Sunday, 14 April 2019

Seraphina's Lament by Sarah Chorn

The Sunset Lands are suffering. Political discontent seethes, as the collectivist revolution which promised liberty and freedom from the old autocracy has instead devolved in a brutal, totalitarian dictatorship. The once-verdant farmlands of the east have been devastated by drought, whilst to the west the market towns which thrived on trade other lands have grown poor and destitute. Change is coming, as a wave of terrible hunger rolls in from the east and an ancient, powerful force returns to the world after aeons asleep.


Seraphina's Lament is the debut novel by Sarah Chorn, a long-established SFF blogger (her website is Bookworm Blues), and also the first novel in a series entitled The Bloodlands. The book features some traditional fantasy tropes, such as "Chosen Ones" who gain great powers, but is also rooted in real historical events, in this case the horrific famine known as the Holodomor which wracked Ukraine from 1932 to 1933, killing at least three million people.

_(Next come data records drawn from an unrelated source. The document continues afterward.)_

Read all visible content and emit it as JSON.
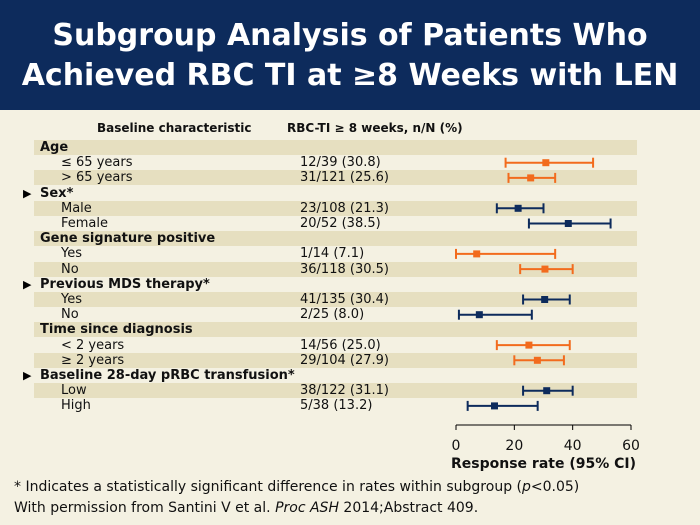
{
  "header": {
    "title_line1": "Subgroup Analysis of Patients Who",
    "title_line2": "Achieved RBC TI at ≥8 Weeks with LEN"
  },
  "table": {
    "col1_header": "Baseline characteristic",
    "col2_header": "RBC-TI ≥ 8 weeks, n/N (%)"
  },
  "colors": {
    "orange": "#f26b1d",
    "navy": "#0d2b5c",
    "band": "#e6dfc0"
  },
  "footnote": {
    "prefix": "* Indicates a statistically significant difference in rates within subgroup (",
    "p": "p",
    "suffix": "<0.05)"
  },
  "credit": {
    "prefix": "With permission from Santini V et al. ",
    "journal": "Proc ASH",
    "suffix": " 2014;Abstract 409."
  },
  "chart_data": {
    "type": "forest",
    "xlabel": "Response rate (95% CI)",
    "xlim": [
      0,
      60
    ],
    "xticks": [
      0,
      20,
      40,
      60
    ],
    "rows": [
      {
        "label": "Age",
        "header": true,
        "significant": false
      },
      {
        "label": "≤ 65 years",
        "value": "12/39 (30.8)",
        "est": 30.8,
        "lo": 17,
        "hi": 47,
        "color": "orange"
      },
      {
        "label": "> 65 years",
        "value": "31/121 (25.6)",
        "est": 25.6,
        "lo": 18,
        "hi": 34,
        "color": "orange"
      },
      {
        "label": "Sex*",
        "header": true,
        "significant": true
      },
      {
        "label": "Male",
        "value": "23/108 (21.3)",
        "est": 21.3,
        "lo": 14,
        "hi": 30,
        "color": "navy"
      },
      {
        "label": "Female",
        "value": "20/52 (38.5)",
        "est": 38.5,
        "lo": 25,
        "hi": 53,
        "color": "navy"
      },
      {
        "label": "Gene signature positive",
        "header": true,
        "significant": false
      },
      {
        "label": "Yes",
        "value": "1/14 (7.1)",
        "est": 7.1,
        "lo": 0,
        "hi": 34,
        "color": "orange"
      },
      {
        "label": "No",
        "value": "36/118 (30.5)",
        "est": 30.5,
        "lo": 22,
        "hi": 40,
        "color": "orange"
      },
      {
        "label": "Previous MDS therapy*",
        "header": true,
        "significant": true
      },
      {
        "label": "Yes",
        "value": "41/135 (30.4)",
        "est": 30.4,
        "lo": 23,
        "hi": 39,
        "color": "navy"
      },
      {
        "label": "No",
        "value": "2/25 (8.0)",
        "est": 8.0,
        "lo": 1,
        "hi": 26,
        "color": "navy"
      },
      {
        "label": "Time since diagnosis",
        "header": true,
        "significant": false
      },
      {
        "label": "< 2 years",
        "value": "14/56 (25.0)",
        "est": 25.0,
        "lo": 14,
        "hi": 39,
        "color": "orange"
      },
      {
        "label": "≥ 2 years",
        "value": "29/104 (27.9)",
        "est": 27.9,
        "lo": 20,
        "hi": 37,
        "color": "orange"
      },
      {
        "label": "Baseline 28-day pRBC transfusion*",
        "header": true,
        "significant": true
      },
      {
        "label": "Low",
        "value": "38/122 (31.1)",
        "est": 31.1,
        "lo": 23,
        "hi": 40,
        "color": "navy"
      },
      {
        "label": "High",
        "value": "5/38 (13.2)",
        "est": 13.2,
        "lo": 4,
        "hi": 28,
        "color": "navy"
      }
    ]
  }
}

Seraphina's Lament is the story of a group of special people: Seraphina herself, who gains unusual powers related to warmth and fire; her brother Neryan, who likewise gains powers related to water; the (slightly) Stalin-esque Premier Eyad; the rebel leader Vadden; a young woman named Mouse; and a mysterious man from the far east, Taub, whose hunger from the famine eventually results in a startling and horrifying transformation. This is the first way that the book embraces a standard fantasy trope - a group of people gaining special powers - and then inverts it, with some of that group going insane and others behaving in an evil or self manner. The motives of even Seraphina and Neryan, the most positive members of this group, are questionable at times.

This is a modern dark fantasy, with stripped-back worldbuilding, a rattling pace (the book is a restrained 300 pages long) and a strong focus on a small core group of protagonists rather than sprawling across a huge cast. It kept reminding me of Mark Lawrence's Prince of Thorns, with its dark tone, tight focus and sparse, effective prose that occasionally erupts in moments of haunting eloquence. The difference is that Seraphina's Lament feels both more fantastical, with its depiction of humans becoming something other than human (in what feels occasionally like a much darker take on Steven Erikson's notion of Ascendancy, from his Malazan series) and also more grounded, with its Ukrainian historical inspiration being worn firmly on its sleeve.

The book winds through the rotating POV cast, depicting the world crashing around our protagonists and antagonists (whose lines blur on occasion), until it reaches a revelatory and messy ending which leaves things open for the forthcoming sequel, An Elegy for Hope.

On the negative side of things, the stripped-back worldbuilding (with no map or lengthy appendix of made-up names, as fun as that can sometimes be) is welcome but at times it gets a little too sparse, with little sense of what other countries are out there, or even how big the Sunset Lands are supposed to be, or whether the famine is a worldwide or localised phenomenon. The tone is also unrelentingly grim, with nary a ray of sunshine or hope to be found in the novel. The book's brevity prevents the darkness - and it is real darkness, of both an oppressive society and psychological, rather than brutality for the sake of it - from becoming too overwhelming, but it would be nice to see a few signs that this was a world worth fighting for or saving.

Those are relatively minor concerns. Seraphina's Lament (****) is an original, thought-provoking and unsettling novel that leaves the reader wanting more. It is available now in the UK and USA.